After only 36 hours, one prisoner began to act "crazy.


Zimbardo says; "#8612 then began to act crazy, to scream, to curse, to go into a rage that seemed out of control. It took quite a while before we became convinced that he was really suffering and that we had to release him. On the fourth day, some prisoners were talking about trying to escape. Zimbardo and the guards attempted to move the prisoners to the more secure local police station, but officials there said they could no longer participate in Zimbardo's experiment. Zimbardo aborted the experiment early when Christina Maslach objected to the appalling conditions of the prison after she was introduced to the experiment to conduct interviews.

Conclusion
The results of the experiment are said to support situational attribution of behavior rather than dispositional attribution. In other words, it seemed the situation caused the participants' behavior, rather than anything inherent in their individual personalities.

Criticisms
This study was cleared by the Ethics Code of the American Psychological Association, showing that experiments on paper can look very different from the way that they play out in reality. The experiment was criticized as being unethical and unscientific. Conclusions and observations drawn by the experimenters were largely subjective and anecdotal, and the experiment would be difficult for other researchers to reproduce. In contrast to Zimbardo's claim that participants were given no instructions about how to behave, his briefing of the guards gave them a clear sense that they should oppress the prisoners. Additionally, the study has been criticized on the basis of ecological validity.

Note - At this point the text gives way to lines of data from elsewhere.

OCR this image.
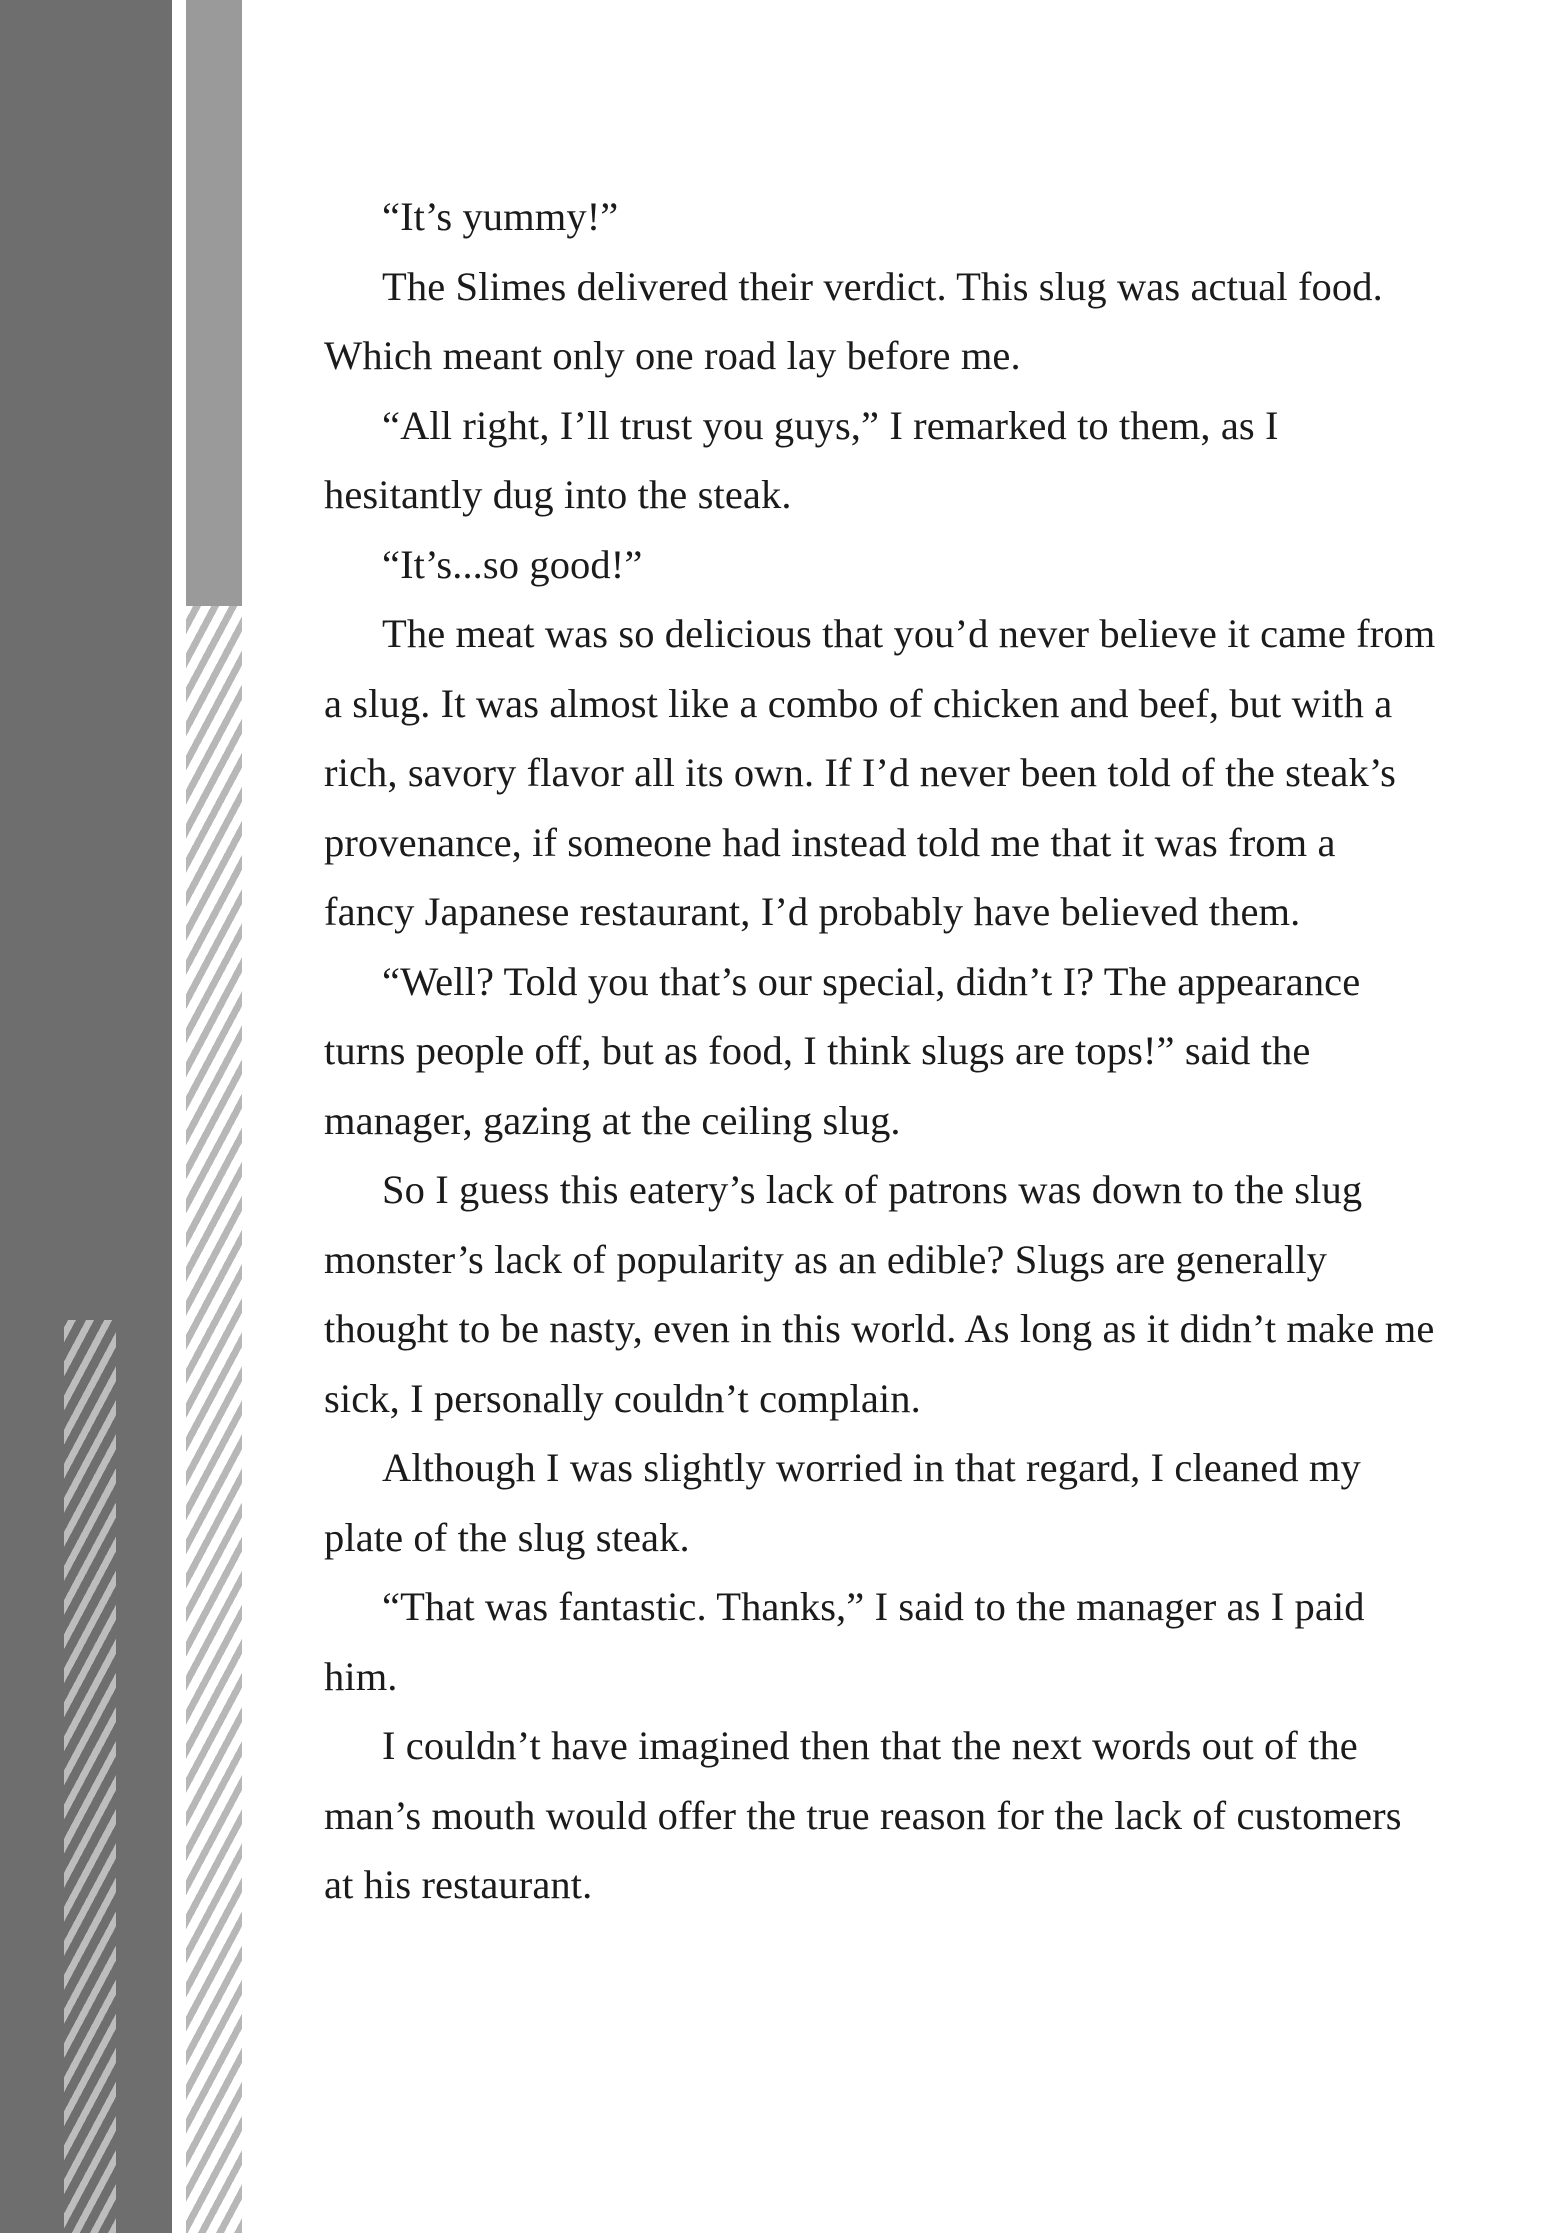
“It’s yummy!”

The Slimes delivered their verdict. This slug was actual food. Which meant only one road lay before me.

“All right, I’ll trust you guys,” I remarked to them, as I hesitantly dug into the steak.

“It’s...so good!”

The meat was so delicious that you’d never believe it came from a slug. It was almost like a combo of chicken and beef, but with a rich, savory flavor all its own. If I’d never been told of the steak’s provenance, if someone had instead told me that it was from a fancy Japanese restaurant, I’d probably have believed them.

“Well? Told you that’s our special, didn’t I? The appearance turns people off, but as food, I think slugs are tops!” said the manager, gazing at the ceiling slug.

So I guess this eatery’s lack of patrons was down to the slug monster’s lack of popularity as an edible? Slugs are generally thought to be nasty, even in this world. As long as it didn’t make me sick, I personally couldn’t complain.

Although I was slightly worried in that regard, I cleaned my plate of the slug steak.

“That was fantastic. Thanks,” I said to the manager as I paid him.

I couldn’t have imagined then that the next words out of the man’s mouth would offer the true reason for the lack of customers at his restaurant.
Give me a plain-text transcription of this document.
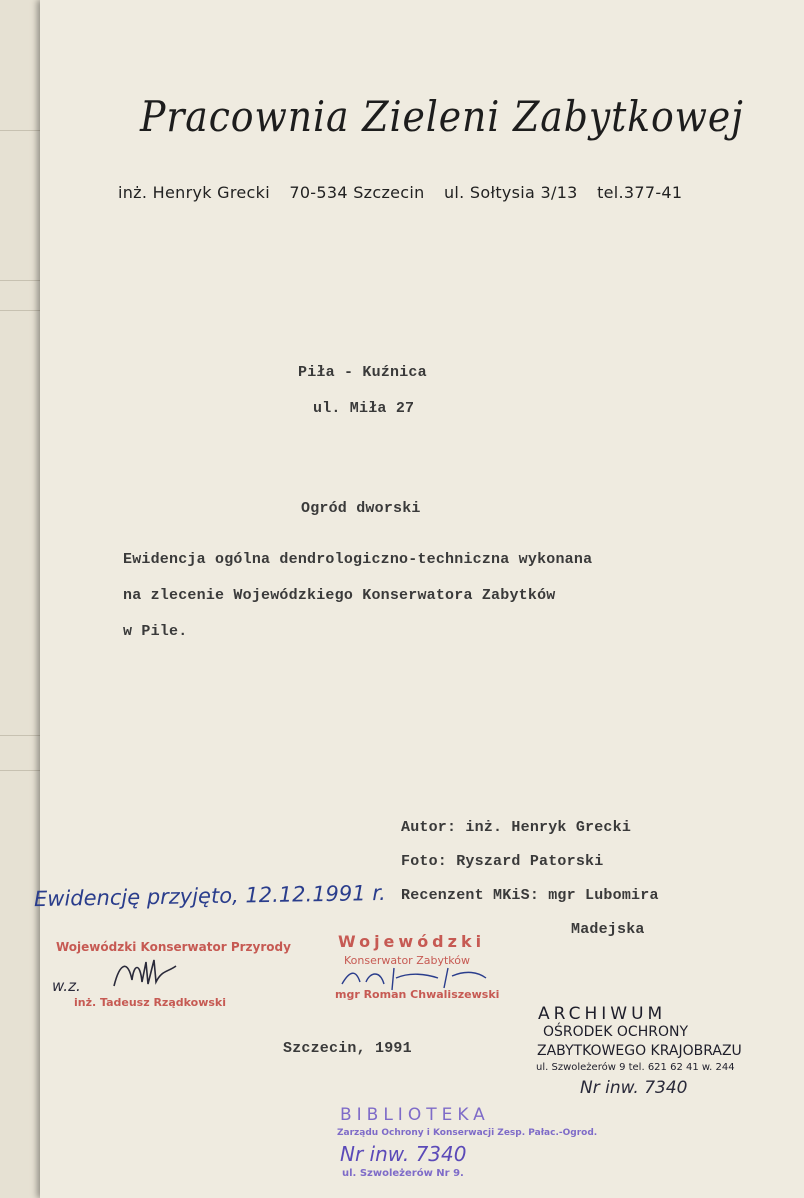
Pracownia Zieleni Zabytkowej
inż. Henryk Grecki 70-534 Szczecin ul. Sołtysia 3/13 tel.377-41
Piła - Kuźnica
ul. Miła 27
Ogród dworski
Ewidencja ogólna dendrologiczno-techniczna wykonana
na zlecenie Wojewódzkiego Konserwatora Zabytków
w Pile.
Autor: inż. Henryk Grecki
Foto: Ryszard Patorski
Recenzent MKiS: mgr Lubomira
Madejska
Ewidencję przyjęto, 12.12.1991 r.
Wojewódzki Konserwator Przyrody
w.z.
inż. Tadeusz Rządkowski
Wojewódzki
Konserwator Zabytków
mgr Roman Chwaliszewski
ARCHIWUM
OŚRODEK OCHRONY
ZABYTKOWEGO KRAJOBRAZU
ul. Szwoleżerów 9 tel. 621 62 41 w. 244
Nr inw. 7340
Szczecin, 1991
BIBLIOTEKA
Zarządu Ochrony i Konserwacji Zesp. Pałac.-Ogrod.
Nr inw. 7340
ul. Szwoleżerów Nr 9.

Milgrams Experiment and Abu Ghraib Prison Torture


STANLEY MILGRAMS EXPERIMENT
A series of notable social psychology experiments conducted by psychologist Stanley Milgram, which measured the willingness of study participants to obey an authority figure who instructed them to perform acts that conflicted with their personal conscience.

ABU GHRAIB PRISON TORTURE


In 2004, human rights violations in the form of physical, psychological, and sexual abuse of prisoners held in the Abu Ghraib prison in Iraq (also known as Baghdad Correctional Facility) came to public attention. These acts were committed by military police personnel of the United States Army together with additional US governmental agencies.